Douglas Davis and Dan Mavraides are volume shooters, who can knock down the three ball with deadly accuracy. Each possesses a decent mid-range game as well and Davis adds an ability to take defenders to the hoop, making both players more than just long range bombers. Mavraides also chips in defensively with rebound rate of over 15 percent - highest among Ivy players under 6'6. If the Tigers are ever in need of a sniper, Patrick Saunders and his effective field goal percentage of over 60 can provide a boost off the bench.
While Zach Finley and Pawel Buczak will be missed in the rotation, between super sophomore Ian Hummer and Maddox, Princeton will have a strong starting frontcourt. With Will Barrett and Brendan Connolly providing depth, the Tigers should be well equipped to move forward without the departed big men.
The only real gap for Princeton is at the point guard spot. Marcus Schroeder had the position locked down for the past four years, and now the Tigers are faced with the choice of turning the reins over to a freshman once again or moving Davis a little bit out of position to the point spot. The good news is that the Princeton offense relies on vision and passing from every position on the floor, diminishing the importance of the point position pretty dramatically. Still, that's one area that the Tigers will need to address for which there isn't a clear answer at this point.
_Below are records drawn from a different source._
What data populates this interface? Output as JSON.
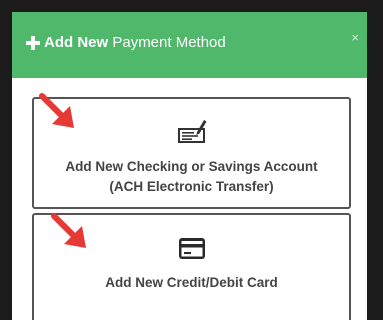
{
  "header": {
    "title_strong": "Add New",
    "title_light": "Payment Method",
    "close_symbol": "×",
    "background": "#4fb86a"
  },
  "options": [
    {
      "icon": "check-icon",
      "line1": "Add New Checking or Savings Account",
      "line2": "(ACH Electronic Transfer)"
    },
    {
      "icon": "credit-card-icon",
      "line1": "Add New Credit/Debit Card"
    }
  ],
  "annotation_color": "#e53935"
}
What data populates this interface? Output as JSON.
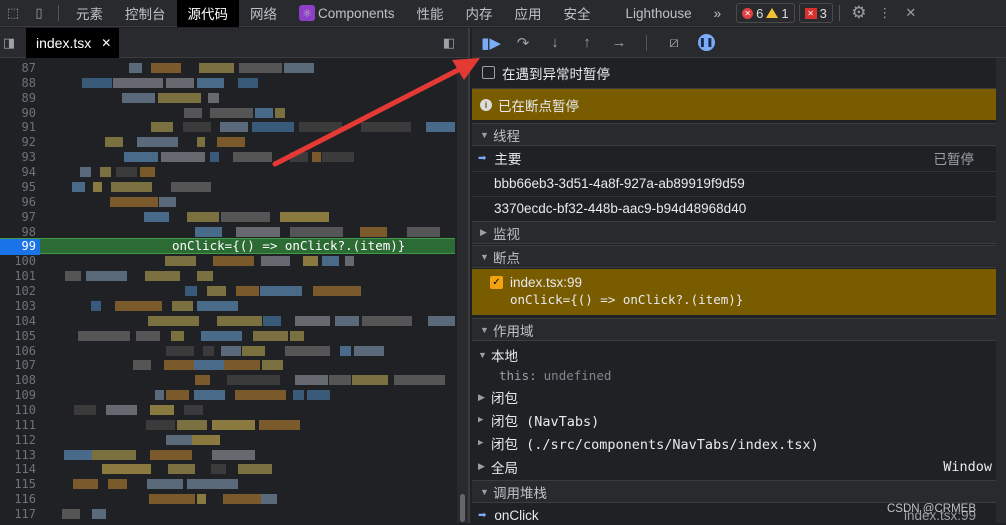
{
  "topbar": {
    "tabs": [
      "元素",
      "控制台",
      "源代码",
      "网络",
      "Components",
      "性能",
      "内存",
      "应用",
      "安全",
      "Lighthouse"
    ],
    "active": "源代码",
    "more": "»",
    "errors": "6",
    "warnings": "1",
    "issues": "3"
  },
  "editor": {
    "file_tab": "index.tsx",
    "line_numbers": [
      87,
      88,
      89,
      90,
      91,
      92,
      93,
      94,
      95,
      96,
      97,
      98,
      99,
      100,
      101,
      102,
      103,
      104,
      105,
      106,
      107,
      108,
      109,
      110,
      111,
      112,
      113,
      114,
      115,
      116,
      117
    ],
    "current_line": 99,
    "current_code": "onClick={() => onClick?.(item)}"
  },
  "debugger": {
    "pause_on_exceptions": "在遇到异常时暂停",
    "paused_banner": "已在断点暂停",
    "threads": {
      "title": "线程",
      "main": "主要",
      "main_status": "已暂停",
      "others": [
        "bbb66eb3-3d51-4a8f-927a-ab89919f9d59",
        "3370ecdc-bf32-448b-aac9-b94d48968d40"
      ]
    },
    "watch": {
      "title": "监视"
    },
    "breakpoints": {
      "title": "断点",
      "file": "index.tsx:99",
      "code": "onClick={() => onClick?.(item)}"
    },
    "scope": {
      "title": "作用域",
      "local": "本地",
      "this_key": "this:",
      "this_val": "undefined",
      "closure1": "闭包",
      "closure2": "闭包 (NavTabs)",
      "closure3": "闭包 (./src/components/NavTabs/index.tsx)",
      "global": "全局",
      "global_val": "Window"
    },
    "callstack": {
      "title": "调用堆栈",
      "frame": "onClick",
      "location": "index.tsx:99"
    }
  },
  "watermark": "CSDN @CRMEB",
  "colors": {
    "paused": "#7a5c00",
    "current_line": "#2d6b35",
    "annotation_arrow": "#e53935"
  }
}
Expected Record: 22-8, 11-3 Ivy (T-1st)
Expected Efficiency Stats: .6767 Win Pct, 99.3 Offense, 92.1 Defense
Despite a decently difficult opening stretch, Princeton has put together a relatively manageable non-conference slate. The Tigers host Rutgers, then travel to Duke and fringe top 150 candidate James Madison, before returning home to face Bucknell in its first gimme game of the season. While Siena, St. Joseph's, Tulsa and Northeastern still dot the schedule, Princeton should be able to post a double-digit non-conference win total with relative ease (remember: the exempt tourney gives them more than the usual 14 out-of-league tries). If the Tigers are thinking about seeding at all, a 13-seed or better should survive that non-conference schedule with two or three losses at the most.
Princeton's league schedule should promote a really quick start, as the Tigers first five Ivy games are at home. Obviously, that leaves all seven road games for the final four weeks of the league season. A veteran team like Princeton should be well equipped to deal with that daunting task, but it would be hard for any team to make up ground during such a brutal stretch. The Tigers almost have to start 5-0 or at least 4-1 or else they will face long odds and will likely need some help to stay in the race down the stretch.
Princeton gained valuable experience from staring down Cornell twice and taking the Big Red to the final buzzer, so it enters this season as the team most prepared to deal with the tension of a title chase. There will probably be a few high stakes duels down the stretch, but expect the veteran Tigers to come out of the important ones unscathed.